I am indebted to many people who in different capacities and at different stages have helped bring this book to completion. The anonymous reviewers of the earlier drafts provided valuable comments and suggestions that involved two rounds of substantial revisions. In Tunisia, Professor Souad Halila and her family kindly hosted and facilitated a wonderful evening of discussion with a number of Tunisian intellectuals and academics. Habib Ayeb was most gracious in offering his intellectual insights as well as practical guidance during my research work in Tunisia. I also thank the numerous Tunisian activists and observers who generously shared their perspectives on the events, in particular Mabrouk Jebahi, Abdel-Haqq Zammouri, Mehdi Barghoumi, Nadia Marzouki, and Tareq Kahlawi, as well as Reda, Rasha, Fadwa, Delal, and many others. I thank Ozgur Gokman, who beyond translating my works into Turkish has supplied me with valuable ideas and sources on Turkish politics. In Egypt, I have benefited much from the support and insights of many friends and colleagues directly or through their writings; I am particularly appreciative of Ahmed Zayed, Hosam Bahjat, Omnia Khalil, Khaled Fahmi, Gamal Eid, Ala Abdel-Fattah, Abdelrahman Mansour, Samah Naguib, Rabab El-Mahdi, Ali El-Regal, Samia Mehrez, Mona Abaza, Hanan Sabea, Saad Eddin Ibrahim, Hani Shukrallah, Lina Ataallah, Hosam Hamalawi, Mustapha El-Sayyid, Reem Saad, Malak Roshdi, Hoda Sadda, Heba Rauf, Yahya Shawkat, Alia Mosallam, Nicholas Hopkins, Omar Nejati, Abdallah Erfan, Mona Seif, and Mohammed al-Arabi, to name only a few.

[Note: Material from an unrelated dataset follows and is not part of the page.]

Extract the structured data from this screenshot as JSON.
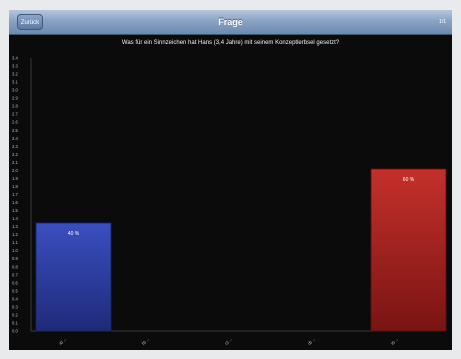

The Department of Sociology at the University of Illinois at Urbana–Champaign and the College of Liberal Arts and Sciences where I teach remain avid supporters of faculty research and writing. I am grateful to them for their support and encouragement while I worked on this book. I especially appreciate Antoinette Burton for her professional guidance and intellectual engagement. Some of the themes raised in this book were discussed with inspiring students in my graduate seminars, where they helped sharpen some of the arguments. I have been especially fortunate to have Heba Khalil as my student and research assistant. Heba has helped significantly both intellectually and in alerting me to relevant ideas and information. Her knowledge of Egypt together with Ahmed Elowfi’s visions on the Persian Gulf States made possible lively discussions about the revolutions in the region. Kate Wahl, my editor at Stanford University Press, has consistently shown that her critical comments and counsel always benefit the outcome; I am grateful to Kate for not giving up. Finally, and as always, I am most indebted to my family, Linda, Shiva and Tara, for continuous love, intellectual engagement, and moral support without which this project might have a different destiny.